Ce roman est nettement autobiographique et s’inscrit dans une trilogie de la colère (précédé par “Il lavoro culturale” – 1957 et “Integrazione” – 1960 ), une révolte contre l’establishment culturel du miracle économique italien…
Écrit dans ce qui ressemble à un journal de vie quotidienne, ce livre fait aussi état, en une description documentée, des conditions de travail des ouvriers toscans dans les années 1960, dans une Italie encore sous influence mussolilienne d’une part, et d’intellectuels d’une gauche stérile, d’un néolibéralisme de tendance artistique surdimensionnée, d’autre part…
Ce roman mérite bien son titre “La vie aigre”…
En effet, la vie que mène, que subit le personnage principal, est vraiment aigre dans le plein sens du terme… Aigre parce que banale et faite d’habitudes devenues des automatismes, faite de gestes, d’actes répétitifs ( ce que dans mon “jargon” j’appelle “des bintzeries quotidiennes ) … Aigre, aussi, dans la relation des gens entre eux, dans le rapport entre les dominants et les dominés…
Mais le personnage principal cependant, on le pressent déjà en cours de lecture et cela est encore plus net vers la fin, s’il mène et s’il subit cette vie aigre… N’est pas pour autant un personnage aigri, nous apparaît en témoin de son temps… Et dès lors, le sens profond – essentiel – de ce livre, s’impose de lui-même : la vie est bien aigre, aigre comme du mauvais vinaigre, mais elle est ce qu’elle est dans sa réalité, elle peut même être belle, simple, ordinaire oui mais belle… (Alors, les tendances ou les modes ou les engouements “pseudos artistiques ou pseudos intellectuels” ne sont plus qu’ “insipides foutaises”)…
… La vie aigre, donc, en 1962… En Italie, en France, en Amérique… Dans le monde, dans le ton, dans la culture du monde… De 1962…
Et la vie aigre, encore et toujours, en 2021… Dans le monde développé mondialisé consumérisé… Dans le ton, dans les modes, dans une culture devenue acculturée… De 2021…

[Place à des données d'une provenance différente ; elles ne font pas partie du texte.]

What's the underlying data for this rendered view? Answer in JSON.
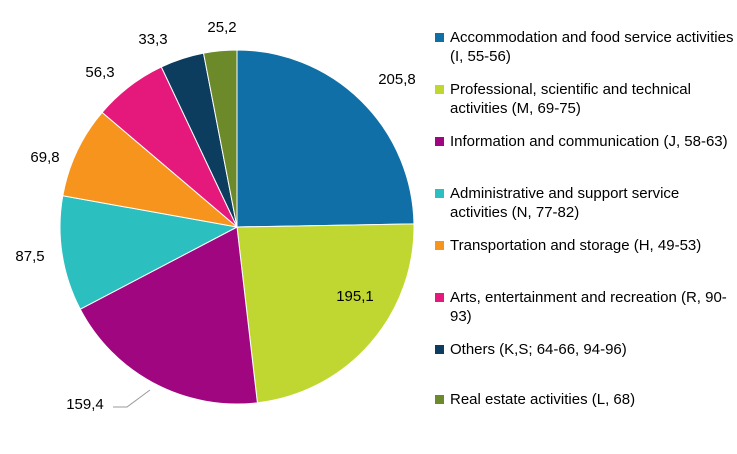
{
  "chart_data": {
    "type": "pie",
    "categories": [
      "Accommodation and food service activities (I, 55-56)",
      "Professional, scientific and technical activities (M, 69-75)",
      "Information and communication (J, 58-63)",
      "Administrative and support service activities (N, 77-82)",
      "Transportation and storage (H, 49-53)",
      "Arts, entertainment and recreation (R, 90-93)",
      "Others (K,S; 64-66, 94-96)",
      "Real estate activities (L, 68)"
    ],
    "values": [
      205.8,
      195.1,
      159.4,
      87.5,
      69.8,
      56.3,
      33.3,
      25.2
    ],
    "value_labels": [
      "205,8",
      "195,1",
      "159,4",
      "87,5",
      "69,8",
      "56,3",
      "33,3",
      "25,2"
    ],
    "colors": [
      "#0f6fa6",
      "#bfd730",
      "#a0067f",
      "#2bbfbf",
      "#f7941d",
      "#e5197b",
      "#0c3d5e",
      "#6d8a2b"
    ],
    "legend": "right"
  }
}
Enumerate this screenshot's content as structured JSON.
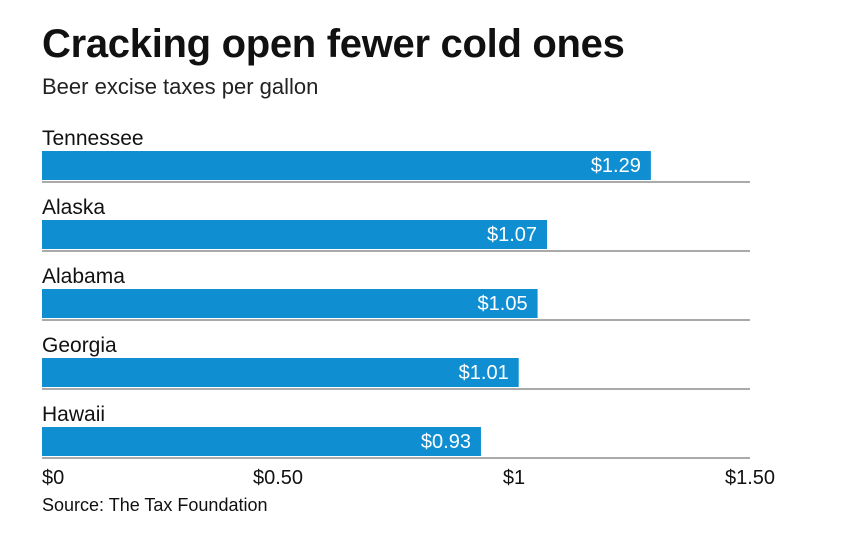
{
  "title": "Cracking open fewer cold ones",
  "subtitle": "Beer excise taxes per gallon",
  "source": "Source: The Tax Foundation",
  "colors": {
    "bar": "#0f8fd2",
    "label": "#ffffff",
    "rule": "#555555",
    "text": "#111111"
  },
  "chart_data": {
    "type": "bar",
    "orientation": "horizontal",
    "categories": [
      "Tennessee",
      "Alaska",
      "Alabama",
      "Georgia",
      "Hawaii"
    ],
    "values": [
      1.29,
      1.07,
      1.05,
      1.01,
      0.93
    ],
    "value_labels": [
      "$1.29",
      "$1.07",
      "$1.05",
      "$1.01",
      "$0.93"
    ],
    "xlim": [
      0,
      1.5
    ],
    "xticks": [
      0,
      0.5,
      1,
      1.5
    ],
    "xtick_labels": [
      "$0",
      "$0.50",
      "$1",
      "$1.50"
    ],
    "grid": false
  }
}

La vie aigre… Mais telle un tableau raté, laid, décoloré, duquel il est possible néanmoins, d’extraire de la beauté… À condition de ne point s’aigrir intérieurement, de ne point sombrer dans l’amertume, ou dans le regret, dans la nostalgie d’un monde qui n’a en fait jamais existé, qui nous semblait “meilleur” – qui l’était peut-être par certains côtés, mais ne l’était pas vraiment…
… Ce livre étant difficile à se procurer ( il n’existe qu’en seulement 2 ou 3 exemplaires encore disponibles chez Rakuten et… “chez Amazon – mon grand copain” – vous avez tout de suite deviné chez qui je l’ai acheté – rire”) …
J’en reproduit en partie la page 219 – qui me semble assez emblématique on va dire – quoique tout le livre en fait, soit emblématique dans son ensemble et dans chacune de ses lignes…
Voici :
“… Mais dans la ville même ce n’est pas du brouillard.
C’est plutôt une fumigation rageuse, une flatulence d’hommes, de moteurs, de cheminées, c’est de la sueur, c’est une odeur de pieds, c’est de la poussière soulevée par les talons des secrétaires, des putains, des représentants, des statisticiens, des P.R.M, des sténo-dactylos ; c’est une haleine de dents gâtées, d’estomacs ulcéreux, de tripes engorgées, de sphincters constipés ; c’est une puanteur d’aisselles désodorisées, de cons vacants, de bites en chômage.
.../… Le vent.../… Il arrive et il balaye la coupole chargée de suie. Pendant quelques heures, tu as l’impression d’avoir mis des lunettes ; le dessin des maisons devient net, les lumières, le soir, se font brillantes ; tu vois même les étoiles et le mont Rosa de ton balcon.